For the first decade of his artistic life, Glackens was engaged by the art of James McNeill Whis¬tler, the expatriate American painter and printmaker whose aesthetic credo and flamboyant example shaped the thinking of several generations of artists and crit¬ics on both sides of the Atlantic.
William Glackens’ five decade career, is a neglected aspect of early American modernism. More closely identified with American Modernism’s early years are John Marin, Arthur B Carles, Arthur Dove, Morgan Russell, Stanton McDonald Wright and Thomas Hart Benton. What viewers see in this exhibition, is that Glackens was an artist who continually experimented with color, form, technique, and subject matter; looking back to Manet and Whistler at first, then looking around him at Robert Henri and the other members of his circle, and inspiring in turn the admiration of an abstract expressionist like Hans Hoffman.

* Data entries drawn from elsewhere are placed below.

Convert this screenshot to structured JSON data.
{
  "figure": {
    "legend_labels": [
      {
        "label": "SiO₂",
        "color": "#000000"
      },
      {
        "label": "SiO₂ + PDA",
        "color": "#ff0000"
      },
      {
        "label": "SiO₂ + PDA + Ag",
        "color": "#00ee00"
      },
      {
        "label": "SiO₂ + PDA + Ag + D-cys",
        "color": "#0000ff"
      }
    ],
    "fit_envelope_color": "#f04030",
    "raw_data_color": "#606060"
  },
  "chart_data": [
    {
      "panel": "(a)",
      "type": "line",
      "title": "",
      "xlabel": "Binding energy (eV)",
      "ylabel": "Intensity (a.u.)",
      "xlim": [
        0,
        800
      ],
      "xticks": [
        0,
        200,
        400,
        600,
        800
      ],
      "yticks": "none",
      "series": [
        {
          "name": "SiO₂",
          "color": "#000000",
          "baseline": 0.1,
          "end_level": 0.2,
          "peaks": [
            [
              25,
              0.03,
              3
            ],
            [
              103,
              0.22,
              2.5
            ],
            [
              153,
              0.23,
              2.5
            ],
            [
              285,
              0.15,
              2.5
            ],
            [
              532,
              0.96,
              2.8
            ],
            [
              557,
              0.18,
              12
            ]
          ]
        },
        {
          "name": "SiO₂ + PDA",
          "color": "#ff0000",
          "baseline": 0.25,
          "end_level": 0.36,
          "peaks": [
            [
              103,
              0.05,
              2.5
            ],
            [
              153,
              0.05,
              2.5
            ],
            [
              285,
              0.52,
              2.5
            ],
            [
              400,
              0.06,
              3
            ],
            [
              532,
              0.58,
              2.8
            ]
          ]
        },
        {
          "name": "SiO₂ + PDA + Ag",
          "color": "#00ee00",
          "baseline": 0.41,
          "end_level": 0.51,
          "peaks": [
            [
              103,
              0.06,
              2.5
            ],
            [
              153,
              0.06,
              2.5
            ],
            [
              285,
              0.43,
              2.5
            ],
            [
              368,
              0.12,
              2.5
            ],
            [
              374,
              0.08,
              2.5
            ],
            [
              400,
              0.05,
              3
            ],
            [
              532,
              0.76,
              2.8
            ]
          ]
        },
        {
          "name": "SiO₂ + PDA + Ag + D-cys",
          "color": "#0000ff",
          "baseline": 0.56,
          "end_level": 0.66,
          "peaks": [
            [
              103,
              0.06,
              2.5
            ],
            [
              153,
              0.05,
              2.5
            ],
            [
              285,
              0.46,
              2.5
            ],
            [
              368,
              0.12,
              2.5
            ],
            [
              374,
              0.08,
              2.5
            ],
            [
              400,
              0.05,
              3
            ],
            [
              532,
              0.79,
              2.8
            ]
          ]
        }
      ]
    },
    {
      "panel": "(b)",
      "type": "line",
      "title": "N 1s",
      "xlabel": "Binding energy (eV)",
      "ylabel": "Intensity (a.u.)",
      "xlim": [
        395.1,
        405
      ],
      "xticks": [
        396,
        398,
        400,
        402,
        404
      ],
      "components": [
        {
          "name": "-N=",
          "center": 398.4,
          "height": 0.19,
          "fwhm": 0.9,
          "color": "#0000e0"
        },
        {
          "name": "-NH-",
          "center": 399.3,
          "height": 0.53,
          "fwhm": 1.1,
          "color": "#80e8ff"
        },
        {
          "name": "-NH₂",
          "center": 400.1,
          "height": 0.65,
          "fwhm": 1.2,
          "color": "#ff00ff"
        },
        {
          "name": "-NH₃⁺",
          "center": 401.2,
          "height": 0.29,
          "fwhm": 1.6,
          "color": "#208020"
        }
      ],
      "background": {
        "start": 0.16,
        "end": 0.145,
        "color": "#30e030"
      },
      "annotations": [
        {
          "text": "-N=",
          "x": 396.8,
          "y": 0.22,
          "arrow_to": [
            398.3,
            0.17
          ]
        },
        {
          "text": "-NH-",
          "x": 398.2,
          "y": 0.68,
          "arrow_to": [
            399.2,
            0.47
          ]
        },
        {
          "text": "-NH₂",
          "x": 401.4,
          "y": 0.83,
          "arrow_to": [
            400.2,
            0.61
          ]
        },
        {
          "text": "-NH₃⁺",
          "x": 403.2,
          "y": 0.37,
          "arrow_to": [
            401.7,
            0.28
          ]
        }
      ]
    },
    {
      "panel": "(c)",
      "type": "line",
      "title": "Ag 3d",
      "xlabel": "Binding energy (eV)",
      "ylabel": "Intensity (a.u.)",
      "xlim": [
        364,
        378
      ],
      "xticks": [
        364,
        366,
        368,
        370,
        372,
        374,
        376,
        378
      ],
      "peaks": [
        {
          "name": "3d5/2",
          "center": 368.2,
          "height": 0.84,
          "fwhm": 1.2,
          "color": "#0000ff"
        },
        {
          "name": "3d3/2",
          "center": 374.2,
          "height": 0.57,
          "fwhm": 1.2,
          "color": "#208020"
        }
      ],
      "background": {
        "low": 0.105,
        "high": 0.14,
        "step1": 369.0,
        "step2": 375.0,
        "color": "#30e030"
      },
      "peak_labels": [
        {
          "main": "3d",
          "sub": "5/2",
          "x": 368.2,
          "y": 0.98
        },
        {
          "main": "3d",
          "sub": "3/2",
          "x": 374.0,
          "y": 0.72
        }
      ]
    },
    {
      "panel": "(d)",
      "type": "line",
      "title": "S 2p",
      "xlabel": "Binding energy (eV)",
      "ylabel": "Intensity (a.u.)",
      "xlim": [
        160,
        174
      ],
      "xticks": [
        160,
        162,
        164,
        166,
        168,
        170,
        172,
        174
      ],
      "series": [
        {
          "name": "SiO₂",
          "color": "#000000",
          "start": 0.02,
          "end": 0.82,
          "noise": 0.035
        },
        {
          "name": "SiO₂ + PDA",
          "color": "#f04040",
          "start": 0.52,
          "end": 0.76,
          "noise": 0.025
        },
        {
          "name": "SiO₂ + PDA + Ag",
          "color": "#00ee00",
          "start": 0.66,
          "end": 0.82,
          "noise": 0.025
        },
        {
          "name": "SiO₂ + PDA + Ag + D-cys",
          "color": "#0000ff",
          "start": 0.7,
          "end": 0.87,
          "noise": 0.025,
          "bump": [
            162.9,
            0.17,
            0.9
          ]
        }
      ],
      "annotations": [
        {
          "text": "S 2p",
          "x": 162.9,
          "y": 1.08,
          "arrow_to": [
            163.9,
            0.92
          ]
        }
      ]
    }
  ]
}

The exhibition began in the Nova Southeastern University’s Museum of Art, Fort Lauderdale, Florida, February 23-June 1, 2014, home of the largest repository of works by William Glackens. The nearly eighty works, including paintings and drawings on display establish the artist as far more experimental, subtle, and yes, modern, than he has heretofore been credited with being before. The show is drawn from a great many institutions and private collections across the country; several of the works will be on view for the first time in many decades. The exhibition is highly selective, concentrating on the most pivotal, adventurous, accomplished, and distinctive works, including the magisterial At Mouquin’s(1905)andThe Soda Fountain (1935). Several works in the collection of the Barnes Foundation are included in the exhibition. A joyous and pure painter, Glackens also served as an advocate for the development of avant-garde art in America through his participation in the landmark exhibitions of The Eight (1908), the Armory Show (1913), and the Society of Independent Artists (1917).
It will aptly move from the Parrish Museum to the Barnes Foundation in Philadelphia for exhibition November 8, 2014 – February 2, 2015. Albert C. Barnes and William Glackens attended Philadelphia’s prestigious Central High School together. When they renewed their friendship in 1911, Glackens encouraged Barnes’s appreciation of modern French painting. Glackens went to Paris in 1912 on a buying trip, sending back works by Paul Cézanne, Vincent van Gogh, Pablo Picasso, Pierre-Auguste Renoir, and others. The men remained close, and Barnes became his most important patron and acknowledged his friend’s importance to his collecting endeavors: "The most valuable single educational factor to me has been my frequent association with a life-long friend who combines greatness as an artist with a big man’s mind."
The exhibition is impeccably curated by Avis Berman, independent writer and art historian.